During my dry spell, even though I wasn’t actually writing much, I did a few other things.  I had life experiences that I can now draw from for stories and poems.  I spent time thinking about various things I’d seen and heard, and how parts of those things could be woven into stories.  I spent time thinking about the stories I’ve started, or new ones I want to do.  I also spent time not even thinking about writing.  I think that was my greatest gift.  I was able to walk away for a time.  The benefit to that is when I came back to my writing desk, I could approach things from a fresh perspective.  A new light was showing some interesting things I’d not thought of, and I’m anxious to look at closer.  I’m ready to write again.

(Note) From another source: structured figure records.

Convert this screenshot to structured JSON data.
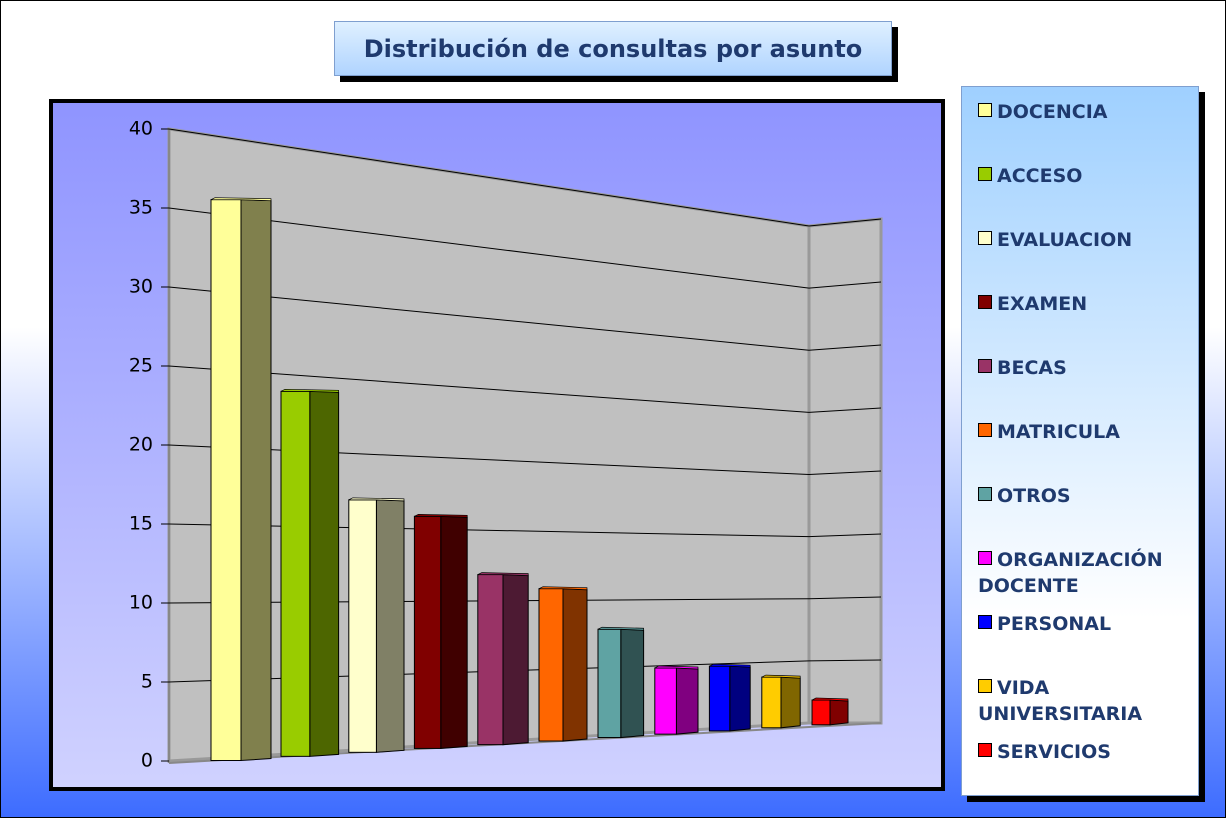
{
  "chart_data": {
    "type": "bar3d",
    "title": "Distribución de consultas por asunto",
    "categories": [
      "DOCENCIA",
      "ACCESO",
      "EVALUACION",
      "EXAMEN",
      "BECAS",
      "MATRICULA",
      "OTROS",
      "ORGANIZACIÓN DOCENTE",
      "PERSONAL",
      "VIDA UNIVERSITARIA",
      "SERVICIOS"
    ],
    "values": [
      36,
      24,
      17,
      16,
      12,
      11,
      8,
      5,
      5,
      4,
      2
    ],
    "colors": [
      "#ffff99",
      "#99cc00",
      "#ffffcc",
      "#800000",
      "#993366",
      "#ff6600",
      "#5fa3a3",
      "#ff00ff",
      "#0000ff",
      "#ffcc00",
      "#ff0000"
    ],
    "ylim": [
      0,
      40
    ],
    "yticks": [
      0,
      5,
      10,
      15,
      20,
      25,
      30,
      35,
      40
    ],
    "grid": true,
    "legend": "right"
  }
}
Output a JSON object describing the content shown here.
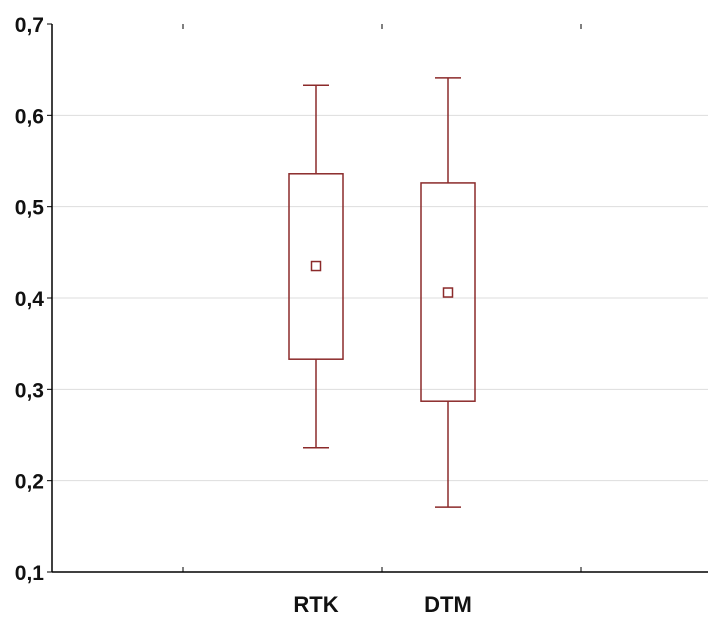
{
  "chart_data": {
    "type": "box",
    "title": "",
    "xlabel": "",
    "ylabel": "",
    "categories": [
      "RTK",
      "DTM"
    ],
    "ylim": [
      0.1,
      0.7
    ],
    "yticks": [
      "0,1",
      "0,2",
      "0,3",
      "0,4",
      "0,5",
      "0,6",
      "0,7"
    ],
    "grid": true,
    "series": [
      {
        "category": "RTK",
        "whisker_low": 0.236,
        "box_low": 0.333,
        "mean": 0.435,
        "box_high": 0.536,
        "whisker_high": 0.633
      },
      {
        "category": "DTM",
        "whisker_low": 0.171,
        "box_low": 0.287,
        "mean": 0.406,
        "box_high": 0.526,
        "whisker_high": 0.641
      }
    ],
    "colors": {
      "box": "#8b2a2a",
      "grid": "#dddddd",
      "axis": "#000000"
    }
  }
}
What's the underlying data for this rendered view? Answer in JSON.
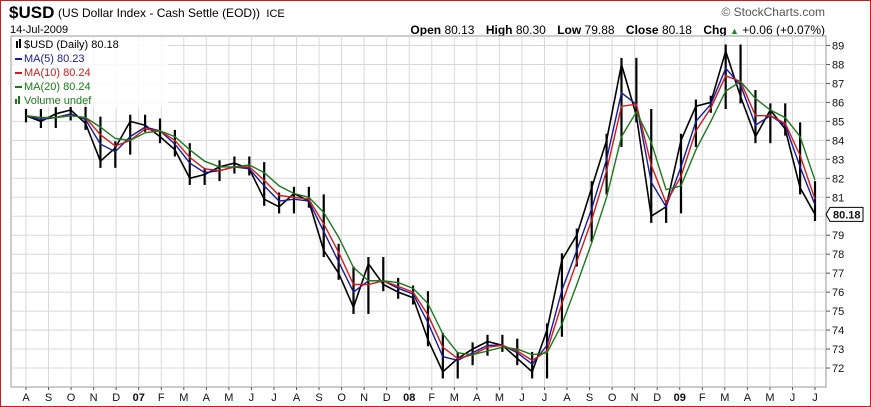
{
  "header": {
    "symbol": "$USD",
    "description": "(US Dollar Index - Cash Settle (EOD))",
    "exchange": "ICE",
    "date": "14-Jul-2009",
    "brand": "© StockCharts.com",
    "open_label": "Open",
    "open": "80.13",
    "high_label": "High",
    "high": "80.30",
    "low_label": "Low",
    "low": "79.88",
    "close_label": "Close",
    "close": "80.18",
    "chg_label": "Chg",
    "chg": "+0.06 (+0.07%)",
    "chg_arrow": "▲"
  },
  "legend": [
    {
      "text": "$USD (Daily) 80.18",
      "color": "#000000",
      "icon": "candle-icon"
    },
    {
      "text": "MA(5) 80.23",
      "color": "#1a1a9a",
      "icon": "line-icon"
    },
    {
      "text": "MA(10) 80.24",
      "color": "#d01c1c",
      "icon": "line-icon"
    },
    {
      "text": "MA(20) 80.24",
      "color": "#1a7a1a",
      "icon": "line-icon"
    },
    {
      "text": "Volume undef",
      "color": "#1a7a1a",
      "icon": "volume-bars-icon"
    }
  ],
  "chart_data": {
    "type": "line",
    "y_ticks": [
      72,
      73,
      74,
      75,
      76,
      77,
      78,
      79,
      80,
      81,
      82,
      83,
      84,
      85,
      86,
      87,
      88,
      89
    ],
    "ylim": [
      71,
      89.5
    ],
    "last_value_label": "80.18",
    "x_month_labels": [
      "A",
      "S",
      "O",
      "N",
      "D",
      "07",
      "F",
      "M",
      "A",
      "M",
      "J",
      "J",
      "A",
      "S",
      "O",
      "N",
      "D",
      "08",
      "F",
      "M",
      "A",
      "M",
      "J",
      "J",
      "A",
      "S",
      "O",
      "N",
      "D",
      "09",
      "F",
      "M",
      "A",
      "M",
      "J",
      "J"
    ],
    "grid": true,
    "colors": {
      "price": "#000000",
      "ma5": "#1a1a9a",
      "ma10": "#d01c1c",
      "ma20": "#1a7a1a",
      "grid": "#d8d8d8",
      "frame": "#d01c1c"
    },
    "series": [
      {
        "name": "$USD (Daily)",
        "values": [
          85.3,
          85.0,
          85.4,
          85.6,
          84.9,
          82.9,
          83.6,
          85.0,
          84.8,
          84.2,
          83.5,
          82.0,
          82.2,
          82.6,
          82.8,
          82.5,
          80.9,
          80.5,
          81.2,
          80.8,
          78.2,
          77.0,
          75.2,
          77.5,
          76.4,
          76.0,
          75.7,
          73.5,
          71.8,
          72.5,
          73.0,
          73.4,
          73.2,
          72.5,
          71.8,
          74.0,
          77.7,
          79.0,
          81.5,
          84.0,
          88.0,
          85.3,
          80.0,
          80.5,
          84.0,
          85.8,
          86.0,
          88.7,
          86.3,
          84.2,
          85.6,
          84.6,
          81.5,
          80.1
        ]
      },
      {
        "name": "MA(5)",
        "values": [
          85.3,
          85.1,
          85.2,
          85.4,
          85.1,
          83.8,
          83.4,
          84.2,
          84.7,
          84.5,
          83.8,
          82.8,
          82.3,
          82.4,
          82.6,
          82.5,
          81.6,
          80.8,
          80.9,
          80.8,
          79.2,
          77.6,
          76.0,
          76.6,
          76.6,
          76.2,
          75.9,
          74.4,
          72.6,
          72.4,
          72.8,
          73.2,
          73.2,
          72.8,
          72.2,
          73.2,
          76.1,
          78.2,
          80.4,
          83.0,
          86.5,
          85.9,
          81.8,
          80.5,
          82.6,
          85.0,
          85.9,
          87.8,
          86.9,
          84.8,
          85.3,
          84.8,
          82.6,
          80.6
        ]
      },
      {
        "name": "MA(10)",
        "values": [
          85.3,
          85.2,
          85.2,
          85.3,
          85.2,
          84.3,
          83.7,
          84.0,
          84.6,
          84.5,
          84.0,
          83.1,
          82.5,
          82.4,
          82.6,
          82.6,
          81.9,
          81.1,
          81.0,
          80.9,
          79.6,
          78.1,
          76.4,
          76.4,
          76.6,
          76.3,
          76.0,
          74.8,
          73.1,
          72.5,
          72.7,
          73.1,
          73.2,
          72.9,
          72.4,
          72.9,
          75.4,
          77.6,
          79.8,
          82.4,
          85.8,
          85.9,
          82.7,
          80.7,
          82.1,
          84.5,
          85.7,
          87.4,
          87.1,
          85.3,
          85.3,
          84.9,
          83.2,
          80.9
        ]
      },
      {
        "name": "MA(20)",
        "values": [
          85.3,
          85.2,
          85.2,
          85.3,
          85.2,
          84.7,
          84.1,
          84.0,
          84.4,
          84.5,
          84.2,
          83.5,
          82.9,
          82.6,
          82.6,
          82.7,
          82.3,
          81.6,
          81.2,
          81.0,
          80.2,
          78.9,
          77.3,
          76.6,
          76.6,
          76.5,
          76.2,
          75.4,
          73.8,
          72.8,
          72.7,
          72.9,
          73.1,
          73.0,
          72.7,
          72.8,
          74.3,
          76.4,
          78.6,
          81.0,
          84.2,
          85.5,
          83.9,
          81.4,
          81.6,
          83.5,
          85.0,
          86.6,
          87.1,
          86.2,
          85.6,
          85.2,
          84.2,
          81.9
        ]
      }
    ]
  }
}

So, how about you?  How do you cope with dry spells in your writing?  Enquiring minds want to know.

 


Author Notes

6 Comments for “And We Write- (coping with dry spells in writing)”

Doug Langille

says:

It’s funny, you know? We say we are all writers and want to write– need to, even. But we all get in a funk from time to time and don’t do the one thing that makes us happy. It’s a weird self-defeating spiral, isn’t it?

When I feel I haven’t written enough lately, I rely on a little ritual. I draw a bath, soak in it and write madly on my phone, responding to a writing prompt. That’s usually enough to give my arse a kick.

Claudine S

says:

Sometimes my dry spell comes when I am stuck on a certain theme. Then I stop writing and do other things that always lead me back to a new theme.

says:

Sometimes, life just gets in the way, ya know? You bring up a good point about thinking about writing, what you can improve on in pieces you have started and new pieces you want to write. There will be times we simply can’t write for awhile, but thinking about it is kind of like doing research for the future. I just know, you can’t ever look at yourself as a failure because you have a dry spell. Writing will ALWAYS be there for us when the dry spell is over. Don’t let a dry spell cause you to give up.

Becky

Dave Allen

says:

I’m in the same boat, Tim. Been too long since I’ve written anything. But sometimes we need to refresh our batteries, pick up our heads and look around us for inspiration. If all we did was write, our writing would get awfully boring, quickly.

charles stone

says:

Hey, King of Romance. Yep, life experiences are the best writing prompts.
And it is good to get away from writing. We spend too much time inside our heads and neglect the world around us. When I hit a dry spell, I take it as the Universe telling me to get out of your head and live life; the writing will be there when you come back.
Well, King of Romance, the season of love is upon us; Spring. You better get to writing.